Comment abordez-vous cette saison ? Thèmes ? Couleurs ? Matières ? Détails ? Formes ? Nous abordons cette saison optimiste, dans la continuité de la précédente, la marque se porte bien et mûrit. Pour Ouest, je puise dans l’imaginaire d’une époque, celle de la vie nocturne et des mouvements de libération gay des années 1970 et 1980. A la suite de la saison dernière, et en réaction aux premières inspirations de la marque, très new-yorkaises, j’ai souhaité pousser un imaginaire plus parisien. Ces années à Paris ont été foisonnantes et essentielles, peuplées de figures clés, parfois un peu maudites, auxquelles je souhaitais rendre hommage. La référence à Paris se traduit par l’irruption de matières plus « couture » dans le vestiaire urbain teinté de Western, de denim et de cuir. Des tons pastel sur des bombers et des chemises de cowboy, portés sur des jeans worker ou des pantalons en cuir, en écho au look de Claude Montana.
Quelle est la rupture avec la collection précédente ?
La présence de la couleur justement. Du rose poudré, un bleu presque layette. Dans un climat politique de plus en plus toxique, où la masculinité redevient menaçante, où les corps s’uniformisent et où une « normalité » assez inquiétante reprend le dessus, je trouvais amusant d'apposer ces coloris « sensibles » sur nos pièces workwear.
En quoi l’été constitue-t-il un moment particulier pour vous ?
L’air semble plus léger, c’est indéfinissable. L’été est pour moi un moment de respiration, de coupure.
Un souvenir lié à des vacances ?Un retour de plage à vélo, le cheveu encore salé.
Quelles sont vos références, vos inspirations ?Toujours le vestiaire de travail, les icones du denim. Helmut Lang dont j’ai dévoré l’exposition rétrospective à Vienne il y’a quelques mois. L’americana, que je regarde avec de plus en plus de distance vu le contexte actuel. Le travail de photographes comme Karlheinz Weinberger, Stanley Stellar ou Alvin Baltrop. L’histoire du Paris queer, ses uniformes et ses personnes clés.
Quelle place accordez-vous au savoir-faire, à la tradition ?
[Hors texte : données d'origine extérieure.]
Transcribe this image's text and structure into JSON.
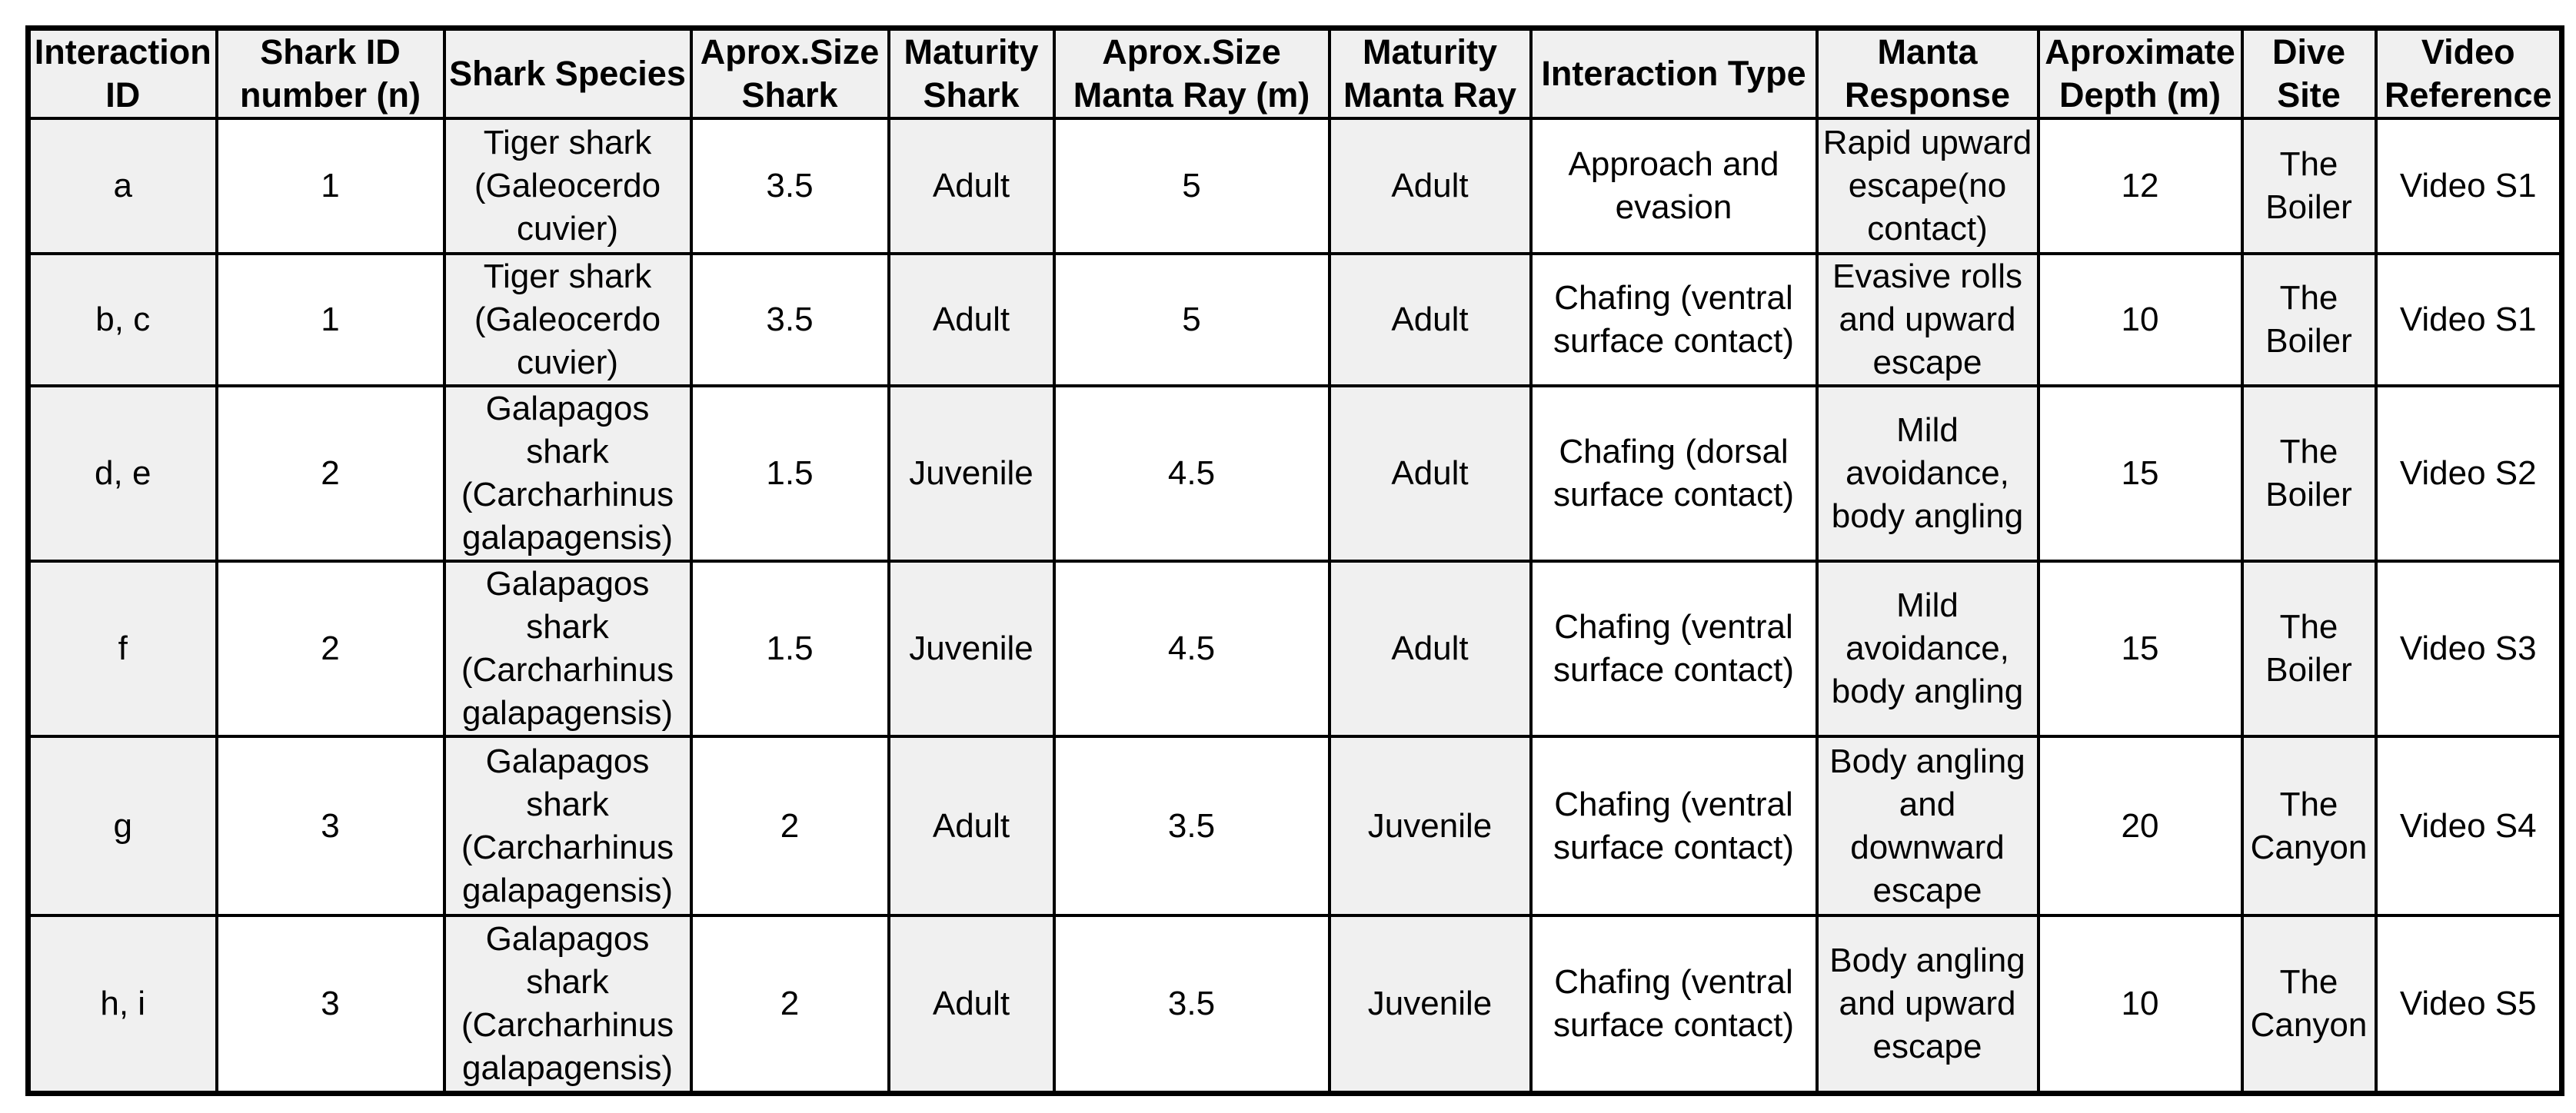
{
  "colors": {
    "shaded_column_bg": "#f0f0f0",
    "border": "#000000",
    "text": "#000000",
    "page_bg": "#ffffff"
  },
  "table": {
    "columns": [
      "Interaction ID",
      "Shark ID number (n)",
      "Shark Species",
      "Aprox.Size Shark",
      "Maturity Shark",
      "Aprox.Size Manta Ray (m)",
      "Maturity Manta Ray",
      "Interaction Type",
      "Manta Response",
      "Aproximate Depth (m)",
      "Dive Site",
      "Video Reference"
    ],
    "rows": [
      [
        "a",
        "1",
        "Tiger shark (Galeocerdo cuvier)",
        "3.5",
        "Adult",
        "5",
        "Adult",
        "Approach and evasion",
        "Rapid upward escape(no contact)",
        "12",
        "The Boiler",
        "Video S1"
      ],
      [
        "b, c",
        "1",
        "Tiger shark (Galeocerdo cuvier)",
        "3.5",
        "Adult",
        "5",
        "Adult",
        "Chafing (ventral surface contact)",
        "Evasive rolls and upward escape",
        "10",
        "The Boiler",
        "Video S1"
      ],
      [
        "d, e",
        "2",
        "Galapagos shark (Carcharhinus galapagensis)",
        "1.5",
        "Juvenile",
        "4.5",
        "Adult",
        "Chafing (dorsal surface contact)",
        "Mild avoidance, body angling",
        "15",
        "The Boiler",
        "Video S2"
      ],
      [
        "f",
        "2",
        "Galapagos shark (Carcharhinus galapagensis)",
        "1.5",
        "Juvenile",
        "4.5",
        "Adult",
        "Chafing (ventral surface contact)",
        "Mild avoidance, body angling",
        "15",
        "The Boiler",
        "Video S3"
      ],
      [
        "g",
        "3",
        "Galapagos shark (Carcharhinus galapagensis)",
        "2",
        "Adult",
        "3.5",
        "Juvenile",
        "Chafing (ventral surface contact)",
        "Body angling and downward escape",
        "20",
        "The Canyon",
        "Video S4"
      ],
      [
        "h, i",
        "3",
        "Galapagos shark (Carcharhinus galapagensis)",
        "2",
        "Adult",
        "3.5",
        "Juvenile",
        "Chafing (ventral surface contact)",
        "Body angling and upward escape",
        "10",
        "The Canyon",
        "Video S5"
      ]
    ]
  }
}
Nous avons ramené l’essentiel de nos productions à Paris, dans un souci de flexibilité, d’efficacité et de proximité. Ainsi nous sommes au plus près de nos fabricants, et pouvons voir leur travail au jour le jour, dans un dialogue continu. Nos quantités sont limitées, mais nous pouvons ensuite vendre à notre communauté partout dans le monde, mêlant ainsi le savoir-faire des ateliers parisiens avec un sens global de la communauté.
Votre lieu préféré à Paris actuellement ?
Avec le retour des beaux jours, et si vraiment il faut rester à Paris, je dirais les Buttes Chaumont avec un groupe d’amis.
Celui où vous trouvez refuge en cas de canicule ?
J’aimerais répondre une plage landaise près de chez mon père, ou chez ma mère dans l’arrière-pays niçois, mais plus prosaïquement (et puisque nous avons une collection à terminer) il fait très bon dans notre atelier.
Votre destination favorite ?
Les destinations citées précédemment (même notre atelier !), et j’ajouterais Athènes. Et toujours Paris.